Thursday, November 14, 2002

Its been a while. I haven't exactly had an abundance of free time. Exams are still on, and i'm kinda convinced that i failed yesterdays one but we'll see. This week has been quite weird actually, but its difficult to explain why. Monday was an awesome day, strangely enough. I went over to Christians to study, but we didn't end up doing any because i decided it was way too much of a beautiful day to stay inside and i dragged him to the park. We sat there all day, chatting and laughing and being idiots. It was really relaxing after the events of the past few weeks. We ended up falling asleep and waking up just as it was getting dark. Wednesday (yesterday) was my exam, which sucked, so we went straight from the showgrounds to the pub and got particularly drunk. I then met up with Mark K to have coffee and say goodbye. I dont like goodbyes, but this one wasn't too bad, we just pretended like we were going to be seeing eachother soon, walking off saying "well i'll catch you round". That honestly meant "i'll see you in about 3 years" but we tried not to think about it. While i was waiting for him i ran into Jez, or Jez ran into me, which just made my month. I was sitting there staring off into space when he walked up behind me, leant around and kissed me on the cheek saying "whats a girl like you doing sitting all alone." It was sooooo good to see him and very weird that it was at Marios. We chatted but he was off to work and i wanted him outta there before mark got there to save the scandel so it had to be rushed, but all the same it was so great to see him. Anyways, Mark rocked up, we talked, he apologised for the events of last year which was weird, amusing and uncomfortable all at once. He gave me a copy of his new CD and asked me to listen to it and get back to it with my comments. Thing is - i didn't really like it, which i completely dont want to tell him considering the fact he spent the last year working on it. And i dont like lying about such things, i always like to be honest - so maybe i'll just not email him...perhaps...

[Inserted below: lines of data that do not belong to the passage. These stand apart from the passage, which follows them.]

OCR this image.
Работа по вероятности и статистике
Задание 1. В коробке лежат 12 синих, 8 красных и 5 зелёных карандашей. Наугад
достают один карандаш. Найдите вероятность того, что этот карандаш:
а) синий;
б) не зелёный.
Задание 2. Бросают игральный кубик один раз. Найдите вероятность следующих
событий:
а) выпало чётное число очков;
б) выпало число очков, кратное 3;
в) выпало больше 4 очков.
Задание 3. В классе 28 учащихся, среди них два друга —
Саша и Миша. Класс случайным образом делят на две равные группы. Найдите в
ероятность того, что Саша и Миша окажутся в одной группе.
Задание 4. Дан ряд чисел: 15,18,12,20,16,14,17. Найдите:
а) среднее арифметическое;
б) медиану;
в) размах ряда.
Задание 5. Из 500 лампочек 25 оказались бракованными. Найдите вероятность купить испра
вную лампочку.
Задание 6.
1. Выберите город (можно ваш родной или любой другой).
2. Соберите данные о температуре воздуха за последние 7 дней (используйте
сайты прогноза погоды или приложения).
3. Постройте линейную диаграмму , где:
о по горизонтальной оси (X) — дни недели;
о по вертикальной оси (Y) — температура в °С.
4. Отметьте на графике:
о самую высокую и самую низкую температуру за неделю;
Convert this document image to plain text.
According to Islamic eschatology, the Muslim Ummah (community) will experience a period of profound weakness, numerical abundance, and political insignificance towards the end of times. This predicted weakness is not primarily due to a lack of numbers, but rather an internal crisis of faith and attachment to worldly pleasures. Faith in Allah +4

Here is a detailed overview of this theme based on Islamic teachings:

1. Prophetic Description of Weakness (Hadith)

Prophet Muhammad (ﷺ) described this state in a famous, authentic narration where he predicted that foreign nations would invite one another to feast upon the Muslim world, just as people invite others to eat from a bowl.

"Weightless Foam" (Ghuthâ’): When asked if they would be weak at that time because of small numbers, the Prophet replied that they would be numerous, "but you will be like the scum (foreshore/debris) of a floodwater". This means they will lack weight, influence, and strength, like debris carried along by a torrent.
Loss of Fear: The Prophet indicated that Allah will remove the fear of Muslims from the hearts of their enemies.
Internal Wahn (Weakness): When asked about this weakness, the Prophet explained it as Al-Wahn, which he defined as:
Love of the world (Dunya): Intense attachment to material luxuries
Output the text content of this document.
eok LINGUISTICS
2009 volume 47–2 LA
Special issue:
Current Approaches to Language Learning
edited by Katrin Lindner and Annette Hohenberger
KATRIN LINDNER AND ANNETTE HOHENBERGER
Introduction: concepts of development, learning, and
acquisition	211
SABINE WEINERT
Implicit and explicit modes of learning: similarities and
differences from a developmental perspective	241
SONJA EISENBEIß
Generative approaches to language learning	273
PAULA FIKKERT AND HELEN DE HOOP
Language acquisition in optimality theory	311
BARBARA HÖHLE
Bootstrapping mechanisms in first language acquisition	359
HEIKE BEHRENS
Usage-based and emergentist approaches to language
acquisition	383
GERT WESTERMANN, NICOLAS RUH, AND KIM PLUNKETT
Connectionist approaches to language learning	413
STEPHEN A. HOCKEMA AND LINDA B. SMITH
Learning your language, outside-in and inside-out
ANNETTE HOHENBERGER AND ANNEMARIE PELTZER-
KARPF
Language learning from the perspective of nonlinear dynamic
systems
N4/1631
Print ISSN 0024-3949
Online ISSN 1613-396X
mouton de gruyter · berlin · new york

Today was spent fiddling with this new recording program i found, and sometimes flipping over my torts notes but i'm sooo over study its not funny. Only a week to go thank god.
Guess what? I'm having a party. Just thought i'd throw that in there...kinda a housewarming/birthday/excuse to see friends thing. It should be good.
Hmm what else...well i suppose there isn't much, i've been kinda antisocial recently for obvious reasons so theres not much to report. As for the whole home thing, its all going ok. I stood my ground and dad finally conceeded that i wasn't going to change my mind and is now talking to me. I'm pretty happy as things go, tired but happy.
WEll this has been pretty random and now i think i'll go.